Тадеуш, побледнев, встал с постели и попятился к окну. Иларий снял с мертвого белый платок, встряхнул, расправляя да стараясь не глядеть на изуродованное топью лицо мертвеца.
— Сказок ты много в детстве слушал, господин Тадеуш. Не ведаю я небова колдовства. Но, говорят, меня Судьба любит. Видишь, сперва меня тебе послала, а потом тебя мне.

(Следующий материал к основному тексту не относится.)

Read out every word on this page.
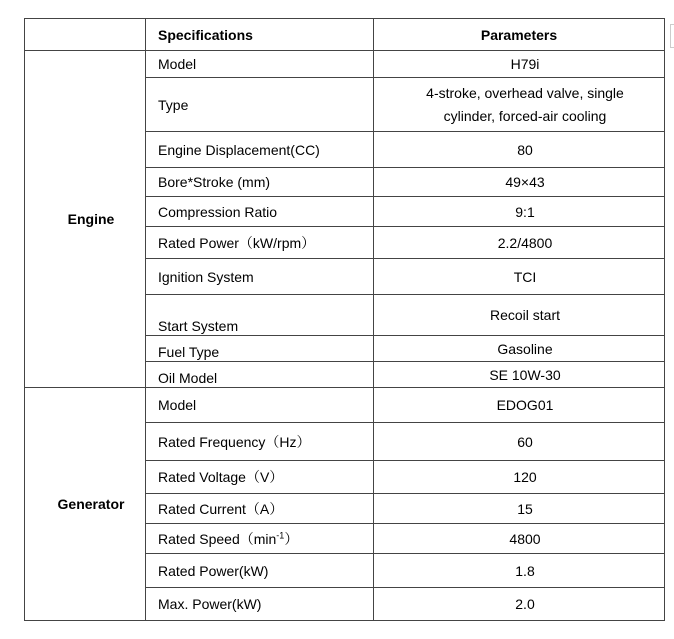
	Specifications	Parameters
Engine	Model	H79i
	Type	4-stroke, overhead valve, single
cylinder, forced-air cooling

	Engine Displacement(CC)	80
	Bore*Stroke (mm)	49×43
	Compression Ratio	9:1
	Rated Power（kW/rpm）	2.2/4800
	Ignition System	TCI
	Start System	Recoil start
	Fuel Type	Gasoline
	Oil Model	SE 10W-30
Generator	Model	EDOG01
	Rated Frequency（Hz）	60
	Rated Voltage（V）	120
	Rated Current（A）	15
	Rated $Speed(\min^{-1})$	4800
	Rated Power(kW)	1.8
	Max. Power(kW)	2.0
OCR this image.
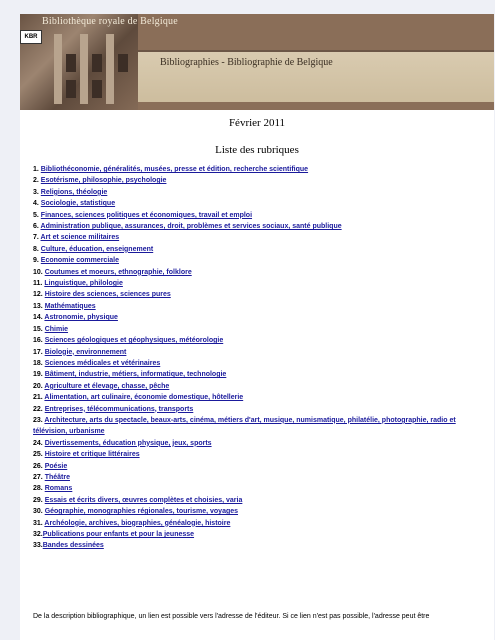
KBR
Bibliothèque royale de Belgique
Bibliographies - Bibliographie de Belgique
Février 2011
Liste des rubriques
1. Bibliothéconomie, généralités, musées, presse et édition, recherche scientifique
2. Esotérisme, philosophie, psychologie
3. Religions, théologie
4. Sociologie, statistique
5. Finances, sciences politiques et économiques, travail et emploi
6. Administration publique, assurances, droit, problèmes et services sociaux, santé publique
7. Art et science militaires
8. Culture, éducation, enseignement
9. Economie commerciale
10. Coutumes et moeurs, ethnographie, folklore
11. Linguistique, philologie
12. Histoire des sciences, sciences pures
13. Mathématiques
14. Astronomie, physique
15. Chimie
16. Sciences géologiques et géophysiques, météorologie
17. Biologie, environnement
18. Sciences médicales et vétérinaires
19. Bâtiment, industrie, métiers, informatique, technologie
20. Agriculture et élevage, chasse, pêche
21. Alimentation, art culinaire, économie domestique, hôtellerie
22. Entreprises, télécommunications, transports
23. Architecture, arts du spectacle, beaux-arts, cinéma, métiers d'art, musique, numismatique, philatélie, photographie, radio et télévision, urbanisme
24. Divertissements, éducation physique, jeux, sports
25. Histoire et critique littéraires
26. Poésie
27. Théâtre
28. Romans
29. Essais et écrits divers, œuvres complètes et choisies, varia
30. Géographie, monographies régionales, tourisme, voyages
31. Archéologie, archives, biographies, généalogie, histoire
32.Publications pour enfants et pour la jeunesse
33.Bandes dessinées
De la description bibliographique, un lien est possible vers l'adresse de l'éditeur. Si ce lien n'est pas possible, l'adresse peut être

Вспомнилось, как ускакал он от Агнешки, оставил лесную чаровницу, что вернула ему живые руки. Оставил ради того, чтобы не свершилось над другим такое же зло, как совершили над ним самим. И с тех пор все бежит, бежит. Не дадут проклятые бяломястовичи спуску своему слуге. Беда за бедой, предательство за предательством. От воспоминания о травнице словно прибыла сила, почудилось, что ладони обжигает ледяным холодом, вот-вот инеем пальцы обметет.
Тадеуш вытянул руку вперед, другой шаря в сумке, пытался достать книгу. Иларий, усмехаясь, наступал. В руках, увитый белыми нитями силы мануса и от того еще белее ставший, трепетал платок с прорезями. Манус выбросил руку в сторону дальнегатчинца. Белый, светящийся ком силы ударил Тадека в лицо, заставив замереть. Только глаза перебегали с мануса на мертвеца на полу и обратно, да плескался в них такой страх, что Иларий едва не расхохотался.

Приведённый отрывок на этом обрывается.